Library

I found my library card a couple days ago.

I hadn’t really missed it.

In fact, I think I’ve been to the library a grand total of three times since I moved here. (Disclaimer: I’ve been to other libraries, that statement covers only the building closest to my current home.)

This morning I kind of woke up to the thought.

When I was growing up, all the way up to moving out, I was a staple visitor to our local library. I got my library number probably before I went to school and always wanted to borrow more books than my teacher would have allowed when we visited from school.

We had a library bus visit our school when we were on first grade, and years later the driver (who also worked the desk at the branch) told my aunt I must have read half of the books there. That’s not true, but I did read a lot. I read everywhere and I wasn’t too discriminant on what I read.

So why did I stop going when I moved out?

It’s easy to pose that question, but much harder to give a concise answer.

Library system in Finland is free to use for everyone. Some services like copying and such may cost, but to borrow books you just need to get a card. Most cards work at more than one library (the one I found for example covers the whole Helsinki metropolitan area) and have all sorts of internet services attached (renewing loans, ordering distant loans and so on).

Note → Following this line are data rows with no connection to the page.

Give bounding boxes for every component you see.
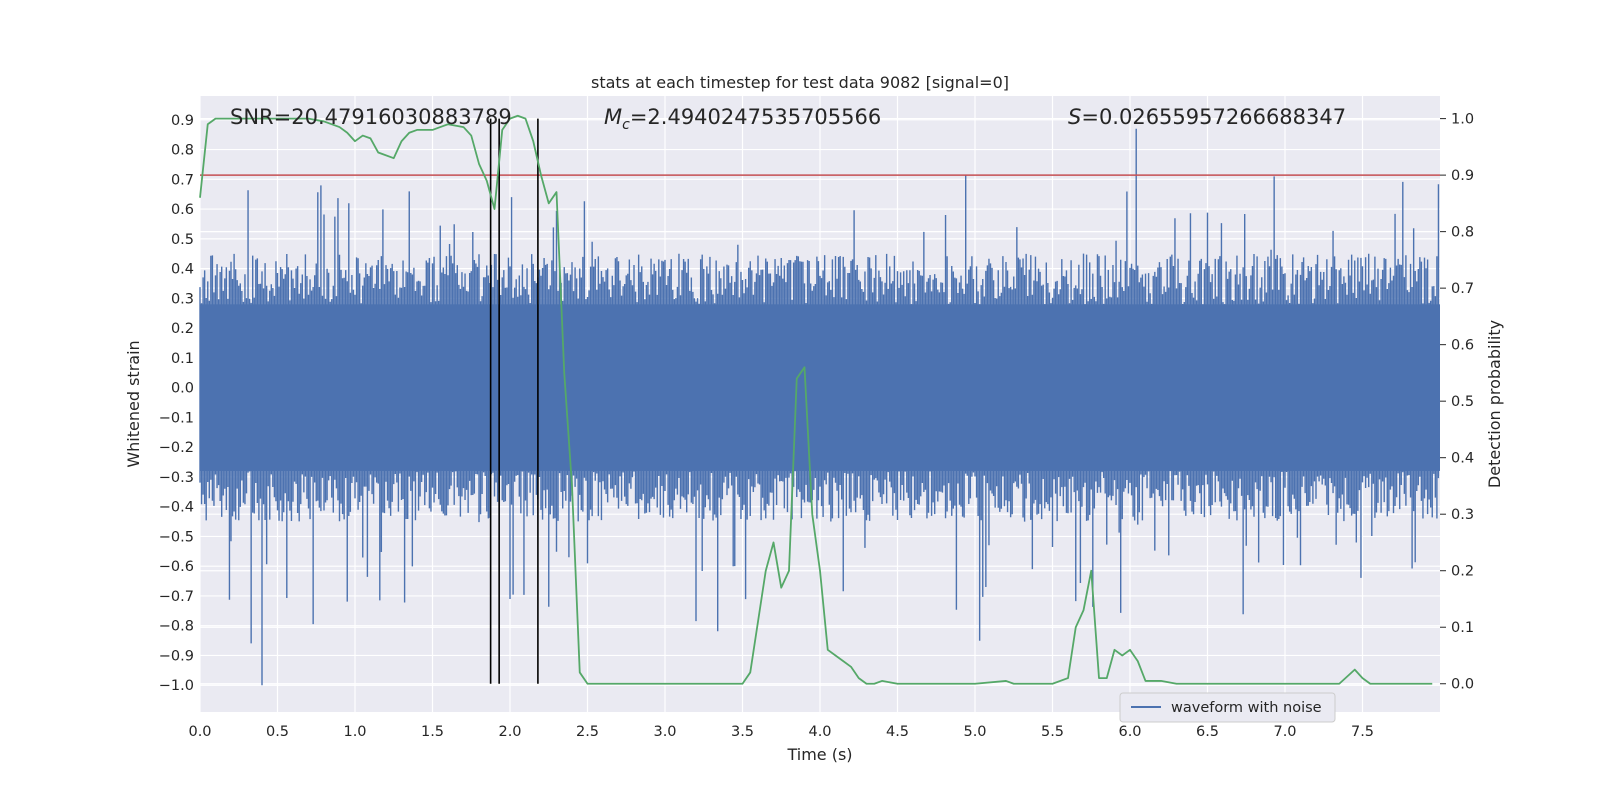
y-axis-ticks: 0.9 0.8 0.7 0.6 0.5 0.4 0.3 0.2 0.1 0.0 −0.1 −0.2 −0… [159, 113, 194, 694]
y-tick-label: −0.9 [159, 648, 194, 664]
x-tick-label: 6.5 [1196, 724, 1219, 740]
y2-tick-label: 0.6 [1451, 338, 1474, 354]
y-tick-label: 0.4 [171, 262, 194, 278]
plot-marks [199, 114, 1440, 686]
x-tick-label: 1.0 [343, 724, 366, 740]
legend-entry: waveform with noise [1171, 700, 1322, 716]
y-tick-label: −0.1 [159, 410, 194, 426]
y2-axis-ticks: 1.0 0.9 0.8 0.7 0.6 0.5 0.4 0.3 0.2 0.1 0.0 [1440, 112, 1474, 693]
x-tick-label: 3.0 [653, 724, 676, 740]
x-tick-label: 2.0 [498, 724, 521, 740]
y-tick-label: −0.5 [159, 529, 194, 545]
x-tick-label: 7.0 [1273, 724, 1296, 740]
y-tick-label: 0.8 [171, 143, 194, 159]
x-axis-ticks: 0.0 0.5 1.0 1.5 2.0 2.5 3.0 3.5 4.0 4.5 5.0 5.5 6.0 6… [188, 724, 1374, 740]
x-tick-label: 0.5 [266, 724, 289, 740]
chirp-mass-value: =2.4940247535705566 [630, 105, 881, 129]
x-tick-label: 4.5 [886, 724, 909, 740]
x-axis-label: Time (s) [786, 745, 852, 764]
x-tick-label: 1.5 [421, 724, 444, 740]
x-tick-label: 2.5 [576, 724, 599, 740]
y-axis-label: Whitened strain [124, 340, 143, 467]
y-tick-label: −0.2 [159, 440, 194, 456]
annotation-chirp-mass: Mc=2.4940247535705566 [604, 105, 881, 133]
y2-tick-label: 0.5 [1451, 394, 1474, 410]
y-tick-label: 0.2 [171, 321, 194, 337]
y-tick-label: −0.8 [159, 619, 194, 635]
annotation-snr: SNR=20.47916030883789 [230, 105, 512, 129]
y2-tick-label: 0.2 [1451, 564, 1474, 580]
significance-value: =0.02655957266688347 [1081, 105, 1346, 129]
y-tick-label: −0.4 [159, 500, 194, 516]
y-tick-label: −0.3 [159, 470, 194, 486]
y-tick-label: −0.7 [159, 589, 194, 605]
y2-tick-label: 0.1 [1451, 620, 1474, 636]
y2-tick-label: 0.4 [1451, 451, 1474, 467]
y-tick-label: −1.0 [159, 678, 194, 694]
y-tick-label: 0.7 [171, 172, 194, 188]
y2-tick-label: 0.8 [1451, 225, 1474, 241]
legend: waveform with noise [1119, 692, 1336, 723]
y2-tick-label: 0.3 [1451, 507, 1474, 523]
x-tick-label: 7.5 [1351, 724, 1374, 740]
y-tick-label: 0.6 [171, 202, 194, 218]
chirp-mass-symbol: M [604, 105, 622, 129]
y2-tick-label: 0.9 [1451, 168, 1474, 184]
y2-tick-label: 1.0 [1451, 112, 1474, 128]
significance-symbol: S [1068, 105, 1081, 129]
chart-title: stats at each timestep for test data 908… [591, 73, 1009, 92]
y-tick-label: 0.0 [171, 381, 194, 397]
annotation-significance: S=0.02655957266688347 [1068, 105, 1346, 129]
x-tick-label: 6.0 [1118, 724, 1141, 740]
y-tick-label: 0.5 [171, 232, 194, 248]
y-tick-label: 0.9 [171, 113, 194, 129]
y-tick-label: −0.6 [159, 559, 194, 575]
y-tick-label: 0.3 [171, 291, 194, 307]
x-tick-label: 0.0 [188, 724, 211, 740]
y2-tick-label: 0.7 [1451, 281, 1474, 297]
x-tick-label: 3.5 [731, 724, 754, 740]
legend-box [1119, 692, 1336, 723]
probability-series [199, 114, 1433, 685]
chirp-mass-subscript: c [622, 117, 630, 133]
y-tick-label: 0.1 [171, 351, 194, 367]
y2-tick-label: 0.0 [1451, 677, 1474, 693]
x-tick-label: 5.5 [1041, 724, 1064, 740]
x-tick-label: 4.0 [808, 724, 831, 740]
y2-axis-label: Detection probability [1485, 320, 1504, 488]
x-tick-label: 5.0 [963, 724, 986, 740]
waveform-core-band [200, 304, 1440, 471]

The system is great and many people use it actively. Over time, libraries have started to offer all sorts of other things than books and magazines and research.

And that’s a bit of what bothers me with my local library here. There’s no library atmosphere. It’s nice youth likes to hang out in the library, but it kinda ruined the place for me. I may sound like an old fart, but I really do like my libraries silent. I remember what it was like to be young and noisy, and that’s all cool.

But not in the library.

The other big no-no for me was the self-service. The machine was cumbersome and when returning the books I felt I was manhandling them pushing them through the slot when I could hear them falling every which way on the other side. At my old library one checks out at the desk with the clerk and returns the books to the desk to the clerk. Only dropping happens if you return after-hours, and I never did that for the above-mentioned reason. Try returning to the desk here and the lady looks at you like you’ve grown an extra head.

The third issue is the selection. At home, I could be sure to always find something to strike my fancy or an old favorite, or even the research for some school project. Over here, I had trouble finding anything interesting – despite professing to be omnivorous with books I rarely venture to war/espionage fiction of which there were aplenty. There were even none of the books I liked back home (some older books that have the number cards still show my number 5-6 times back home, and yes I’ve checked).

I guess I would need to make a distant loan from some other library or make my way to a different branch to find something more to my tastes. And that removes the joy of finding a book just by wandering between the shelves. That would also add to the hassle, as I’d need to make the reservation, keep an eye on when the books come around and go pick them up. With my old job, that would have been nightmarish.

Back when I had just moved here and was pretty lost, I had hoped to find something familiar. I guess the experience was so far from what I knew and loved I pushed it away. The building itself is very pretty, light and airy. But somehow the staff didn’t seem that helpful to me the few times I went there and it is just rather noisy (and not all is from the teenagers – that place must have lousy acoustics).

Even if my old branch had a magazine room and art exhibitions and always a plethora of school kids it was never so noisy as this one. Not even during the children’s reading hours they used to have (and may still do for all I know).

Somehow I doubt I’ll be going again.

It’s funny though, when I moved here and before that, I thought the area would have so many awesome libraries and so much interesting things to read in them. I would never have then believed how wrong I’d find myself.

Or rather, I’m sure the interesting libraries are somewhere there, but I have no idea where to start looking. And to be honest if the self-checkout/return system is in use everywhere I really don’t even want to go.


It is also rather true that at present I don’t particularly need to go to the library. I have too many books to read at home at present. Or not too many, but… you know, a lot.

But it’s still a shame I so disliked the place. I would have so wanted to love it.